Is following the Lord in obedience in baptism the responsibility of the parents to baptize their children or is it the responsibility of the person who has just placed his faith in Christ? 

It seems that baptism is an outward sign that you have died with Christ and shead your old self and rose with him again to walk in a new life. How can an infant really fulfill the outward sign of baptism when he has not had a life and has not placed his faith in Christ and has not risen to walk in obedience to his Lord? This question has been haunting me for awhile now. It's driving me nuts. I want to know the truth.

I am confused about baptism. Why is it so difficult? I don't even understand why God told us to do it. It seems like a ritual.

We are told that we must baptize our children or we sin because baptism = circumscision. I learned that from my time in the RCC. I'm worried that maybe the only reason I believe that way is because I have been deceived by something the RCC made up and I am hanging onto that because I am afraid to offend God because it is supposed to be a sin not to baptize my children.
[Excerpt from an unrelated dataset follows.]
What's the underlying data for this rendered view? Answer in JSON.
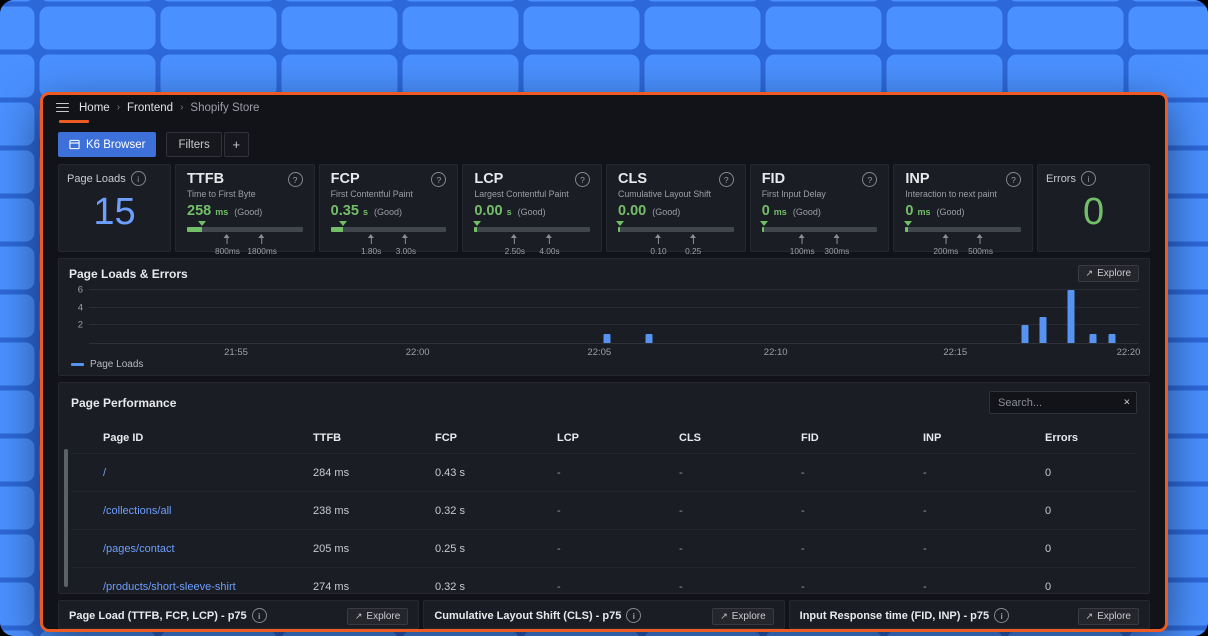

How do we explain these passages if baptism is circumcision?

Romans 2:29 KJV
[29] But he is a Jew, which is one inwardly; and circumcision is that of the heart, in the spirit, and not in the letter; whose praise is not of men, but of God.

Galatians 5:6 KJV
[6] For in Jesus Christ neither circumcision availeth anything, nor uncircumcision; but faith which worketh by love.


----------



## au5t1n (Mar 20, 2010)

DD2009 said:


> It seems that baptism is an outward sign that you have died with Christ and shead your old self and rose with him again to walk in a new life. How can an infant really fulfill the outward sign of baptism when he has not had a life and has not placed his faith in Christ and has not risen to walk in obedience to his Lord? This question has been haunting me for awhile now. It's driving me nuts. I want to know the truth.


 
Baptism in the New Testament is an initiation into discipleship, not a pronouncement that one has been tested rigorously and found to be regenerate. Thus Simon Magus was baptized into discipleship, but he soon after proved to be no true Christian. Even the Great Commission shows it: we baptize disciples, and we teach them to obey. The children of believers are baptized into a life of discipleship.


--Added--
Regarding baptism and circumcision, maybe this will help: Circumcision is ceremonial and thus abrogated. Baptism does, however, perform the same function (visible covenant initiation) and bear the same symbolism as circumcision, which is why Paul sees fit to compare them in Col. 2:11-12. So it is incorrect to say that baptism is circumcision, but correct to say that baptism fulfills the same function of initiation into the covenant (visibly) as circumcision, as well as symbolizing the same spiritual realities.


----------